First, Abhinava raises the level of the statement. “Even now” does not mean merely “up to the present time.” It means: even in full illumination. So the point is not that siddhas are still deficient and have failed to reach some hidden object. The point is subtler.

Then he defines who these siddhas are. Not vague holy people, but those opened by paraśaktipāta, and by guru, śāstra, and sampradāya. They are bodhaśālinaḥ — bearers of awakened understanding — and more precisely, their vimarśa is rooted in svātantrya, freedom. So these are not beginners. The verse is speaking about the most mature knowers available within the tradition.

And yet even they do not “know” it — as a vedya, as an object.

That is the decisive point of the gloss. It is not known that way because it is itself the nature of both ādhāra and ādheya — support and supported, container and contained, ground and what appears within it. Since it is both, it cannot be placed opposite the knower as one more knowable item.

That is why even siddhas do not know it in object-form.

But then the other side: it is not unknown even to the ordinary person. Why? Because without it, no siddhi, no cognition, no experience, no accomplishment of any kind could happen at all. So it is not absent from anyone. It is present prior to all distinction between accomplished and unaccomplished.

That is why Abhinava can say: jñātam eva jñānārham — it is indeed known, and knowable. But not in the ordinary objectifying way.

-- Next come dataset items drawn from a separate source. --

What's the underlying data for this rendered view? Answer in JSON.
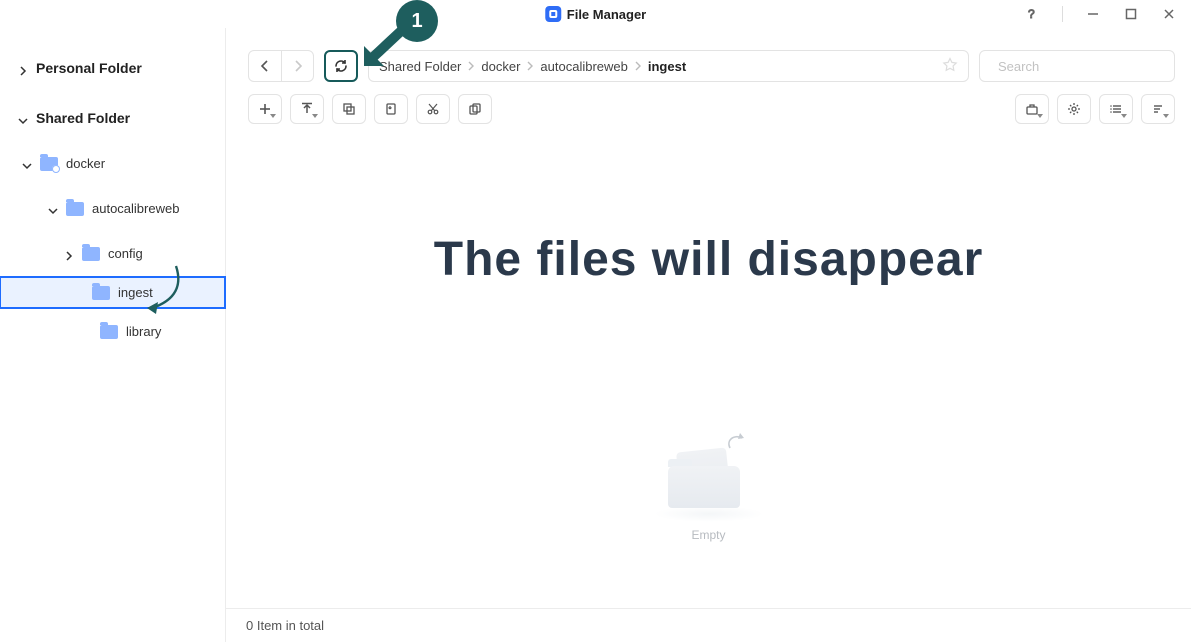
{
  "app": {
    "title": "File Manager"
  },
  "window_controls": {
    "help": "?",
    "minimize": "—",
    "maximize": "☐",
    "close": "✕"
  },
  "sidebar": {
    "roots": [
      {
        "label": "Personal Folder",
        "expanded": false
      },
      {
        "label": "Shared Folder",
        "expanded": true
      }
    ],
    "items": [
      {
        "label": "docker",
        "level": 1,
        "expanded": true,
        "shared": true
      },
      {
        "label": "autocalibreweb",
        "level": 2,
        "expanded": true
      },
      {
        "label": "config",
        "level": 3,
        "expanded": false,
        "has_caret": true
      },
      {
        "label": "ingest",
        "level": 4,
        "selected": true,
        "has_caret": false
      },
      {
        "label": "library",
        "level": 4,
        "has_caret": false
      }
    ]
  },
  "breadcrumb": {
    "segments": [
      "Shared Folder",
      "docker",
      "autocalibreweb",
      "ingest"
    ]
  },
  "search": {
    "placeholder": "Search"
  },
  "empty": {
    "label": "Empty"
  },
  "statusbar": {
    "text": "0 Item in total"
  },
  "annotation": {
    "step": "1",
    "headline": "The files will disappear"
  }
}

Then comes kim api. The gloss makes this exact: the phrase sounds contradictory on first hearing, and precisely for that reason it is used. The contradiction is not a flaw. It is a sign that ordinary categories are breaking down. The phrase points to what is sarvotkṛṣṭa — utterly unsurpassable.

So the whole point is:

  • even the siddhas do not know it as an object,
  • no ordinary being is outside it,
  • therefore it is neither “known” nor “unknown” in the usual sense,
  • and the paradox is deliberate.

Anuttara is the body of kriyā-śakti formed from freedom itself


evaṃ svātantrya-sāra-ākalita-kriyā-śakti-śarīram anuttaram


“Thus, Anuttara is the very body of kriyā-śakti, shaped from the essence of svātantrya.

This is the seal on the whole passage.

After the grammatical caution, the paradox of being unknown as object yet not unknown in reality, and the insistence that the highest is not reached through comparative language, Abhinava concludes positively: Anuttara is the body of kriyā-śakti.

That is important because it prevents the whole discussion from ending in abstraction. Anuttara is not just a negation of comparison, not just the failure of grammar, not just a paradox beyond speech. It is living power — kriyā-śakti.

But not power in the ordinary sense of effort, sequence, or production.
This kriyā-śakti is ākalita from svātantrya-sāra — shaped from the very essence of absolute freedom.

That is the decisive point.

Its action is not imposed from outside.
Its movement is not mechanical.
Its knowing is not dependent on an object.
Its power is the natural dynamism of freedom itself.

The paradox was not there to leave us suspended in mystery. It was there to clear away inadequate notions of knowing and comparison so that this could be said rightly: the unsurpassable is the very living body of free conscious power.

A simple way to say it:

Anuttara is not a static highest thing.
It is freedom itself alive as power.